With several months left in office, Mayor Michael Bloomberg hasn’t been acting like a leader who wants to exit on good terms from his 12-year post.
Bloomberg was unsuccessful in persuading the City Council to reject two bills known as the Community Safety Act. So he has more than suggested that he is willing to help back campaigns against Council members who voted for the Act.
The Community Safety Act expands the ability of New Yorkers to sue the NYPD over racial profiling. It also establishes an independent inspector general to review police policies that could unfairly target certain groups, like stop and frisk.
Whatever the position on this issue, what can’t be disputed is that the City Council passed the Act through a democratic process and with, so far, a veto-proof margin of 34-17. This legislation emerged out of community mobilization, not donors piling on money.
Despite this, the mayor wants to use his deep pockets to silence his opponents. This is similar to what happened in 2008, when Bloomberg used his influence to undo the city’s term limits law so that he could seek re-election.
Just as outrageous are Bloomberg’s controversial and factually distorted comments. On a Friday radio show, he said that stop-and-frisk measures were being used “disproportionately [to] stop whites too much and minorities too little” and that “nobody racially profiles.”
Which planet is the mayor living on? Yet again, what is obvious is how out of touch the mayor is. Bloomberg and company should be reminded that voters can decide to get rid of elected representatives if they are dissatisfied with their work.
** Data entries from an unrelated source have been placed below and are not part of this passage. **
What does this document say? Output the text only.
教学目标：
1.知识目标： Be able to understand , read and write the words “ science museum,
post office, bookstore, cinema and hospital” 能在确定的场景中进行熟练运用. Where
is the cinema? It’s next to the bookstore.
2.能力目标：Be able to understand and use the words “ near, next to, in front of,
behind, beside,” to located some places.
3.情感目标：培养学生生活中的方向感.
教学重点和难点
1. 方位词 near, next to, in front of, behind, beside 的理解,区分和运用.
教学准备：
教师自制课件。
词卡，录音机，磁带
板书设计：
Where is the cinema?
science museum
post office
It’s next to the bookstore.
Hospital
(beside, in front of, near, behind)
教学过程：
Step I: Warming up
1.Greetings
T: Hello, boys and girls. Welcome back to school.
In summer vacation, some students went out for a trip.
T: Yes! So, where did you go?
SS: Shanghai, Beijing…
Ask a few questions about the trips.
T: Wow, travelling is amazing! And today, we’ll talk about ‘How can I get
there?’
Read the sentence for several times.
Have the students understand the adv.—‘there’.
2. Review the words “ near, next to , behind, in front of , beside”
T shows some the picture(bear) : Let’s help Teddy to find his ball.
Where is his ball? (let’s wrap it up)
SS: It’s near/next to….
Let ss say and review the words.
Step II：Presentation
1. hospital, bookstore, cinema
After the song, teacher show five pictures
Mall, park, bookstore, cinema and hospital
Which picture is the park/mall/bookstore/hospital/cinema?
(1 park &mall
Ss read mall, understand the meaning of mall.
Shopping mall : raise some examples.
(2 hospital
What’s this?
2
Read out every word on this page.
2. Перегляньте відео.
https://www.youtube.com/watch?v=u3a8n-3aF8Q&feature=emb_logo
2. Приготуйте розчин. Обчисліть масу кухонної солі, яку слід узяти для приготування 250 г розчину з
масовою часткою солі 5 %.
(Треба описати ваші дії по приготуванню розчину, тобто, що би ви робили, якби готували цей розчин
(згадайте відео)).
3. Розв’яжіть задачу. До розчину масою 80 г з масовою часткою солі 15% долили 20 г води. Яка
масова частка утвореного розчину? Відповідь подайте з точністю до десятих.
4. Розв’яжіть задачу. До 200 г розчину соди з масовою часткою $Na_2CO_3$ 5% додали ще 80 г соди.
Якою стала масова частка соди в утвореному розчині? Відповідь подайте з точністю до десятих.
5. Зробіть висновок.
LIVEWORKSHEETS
And elected officials shouldn’t be subjected to threats that jeopardize the quality representation of marginalized communities.
The current mayoral candidates should take notes. They city’s next mayor should proactively change public policies as needed, instead of waiting for public pressure to build up and then trying to crack down on opposition. The next mayor must assemble a diverse team of senior advisors that he or she will listen to. And more importantly, our next mayor must respond to the concerns of all New Yorkers, not shove them aside.